Liz Wendling //July 17, 2013//

Exploding the “numbers game” myth

Liz Wendling //July 17, 2013//

The “numbers game” myth decreases your chance of success.  It makes selling more complicated and harder than necessary. Selling is not a numbers game: It’s a performance game.  The “numbers game” myth is used by those who believe in luck and chance to close sales. Sales are generated through skill and technique.

Here’s how some sales people are currently choosing to play the outdated version of the numbers game:

Monday, reach out and call 100 unqualified prospects, utilize an outdated approach that turns people off, use phrases that sound like you are stuck in 1972, listen to a total of 98 “No thanks, not interested,” and end up with two appointments. Tuesday, repeat the same insanity.

Here’s how smart salespeople are choosing to play the updated version of the numbers game:

Monday, reach out  to X number of qualified prospects, utilize an efficient approach that engages people to open up rather than shut down, focus on having a conversation not a pitch, seek to understand issues before pushing your solutions and use language that makes you stand out from the competition. Results:  You wind up with many real conversations that lead to many appointments with qualified prospects who say “Yes.” Tuesday: repeat your success.

Salespeople who play the outdated version of the “numbers game” wind up practicing and reinforcing inefficient techniques and unproductive strategies. They continue to use, “Hi, this is X and we do Y and wanted to see if you were interested in Z,” and hoping for a different result. That outdated approach is waste of time, money and energy. It is a game you should stop playing.

The old school, worn-out, obsolete sales techniques that were once successful have completely lost their efficacy in this economy.   Many salespeople think that if they cast a wide enough net and try to sell to anyone in that net, they’re bound to find someone.  That may work in some cases, but this sort of needle in a haystack approach is not a strategy; it’s just bad business. 
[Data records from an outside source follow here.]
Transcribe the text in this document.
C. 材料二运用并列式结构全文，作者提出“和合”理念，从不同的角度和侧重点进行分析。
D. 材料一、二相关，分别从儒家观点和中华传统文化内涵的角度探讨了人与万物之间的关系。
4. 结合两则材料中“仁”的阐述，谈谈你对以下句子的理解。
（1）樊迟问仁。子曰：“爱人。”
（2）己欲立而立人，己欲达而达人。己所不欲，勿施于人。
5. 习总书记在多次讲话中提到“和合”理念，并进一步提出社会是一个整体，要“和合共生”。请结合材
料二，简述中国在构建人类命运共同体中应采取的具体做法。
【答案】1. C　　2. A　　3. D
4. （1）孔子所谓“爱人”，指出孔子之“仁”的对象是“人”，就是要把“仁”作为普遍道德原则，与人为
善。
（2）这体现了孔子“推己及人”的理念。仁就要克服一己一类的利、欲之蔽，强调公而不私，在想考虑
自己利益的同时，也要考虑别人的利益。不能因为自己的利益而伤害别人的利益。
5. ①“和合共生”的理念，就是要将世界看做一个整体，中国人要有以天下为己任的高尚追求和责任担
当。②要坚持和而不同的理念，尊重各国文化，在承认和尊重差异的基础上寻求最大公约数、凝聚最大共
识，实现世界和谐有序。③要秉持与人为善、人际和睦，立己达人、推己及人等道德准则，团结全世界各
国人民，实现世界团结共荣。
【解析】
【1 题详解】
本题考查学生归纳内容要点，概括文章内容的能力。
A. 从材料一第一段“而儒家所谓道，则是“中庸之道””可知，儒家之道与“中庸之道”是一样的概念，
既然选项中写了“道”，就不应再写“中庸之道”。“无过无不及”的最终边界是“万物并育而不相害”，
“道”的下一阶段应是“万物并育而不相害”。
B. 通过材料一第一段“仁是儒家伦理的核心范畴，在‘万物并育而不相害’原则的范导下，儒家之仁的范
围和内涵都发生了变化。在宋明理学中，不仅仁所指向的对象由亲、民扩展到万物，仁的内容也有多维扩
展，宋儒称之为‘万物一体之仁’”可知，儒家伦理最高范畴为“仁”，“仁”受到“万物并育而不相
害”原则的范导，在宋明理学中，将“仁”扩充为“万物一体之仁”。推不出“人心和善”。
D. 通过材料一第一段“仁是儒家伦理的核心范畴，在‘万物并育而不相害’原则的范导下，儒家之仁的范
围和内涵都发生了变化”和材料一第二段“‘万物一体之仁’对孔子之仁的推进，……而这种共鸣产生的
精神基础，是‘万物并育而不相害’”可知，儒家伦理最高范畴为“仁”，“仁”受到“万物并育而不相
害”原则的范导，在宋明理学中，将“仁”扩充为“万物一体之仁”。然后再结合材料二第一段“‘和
Salespeople need to focus on their unique value and target clients with the greatest impact on their business. Focus on a message that speaks to the prospects’ pains, problems, issues and challenges, not your product or solution.  Instead of playing the “numbers game,” identify where to focus your efforts and update your sales language to maximize your results. When you change your approach, you change your results.

People want to do business with someone who cares about them and has their best interests in mind, not someone who is only in it for themselves.  Hone your skills and approach the sale like no one else. The only numbers you will have to worry about will be the large numbers on your paycheck. 

If you are a business owner or salesperson and you still believe that selling is a numbers game, then you are saying that you lack the skills to control the outcome. It’s only when you focus on selling to great prospects that you will see great numbers.

That’s not a game. That’s what I call a great sales strategy.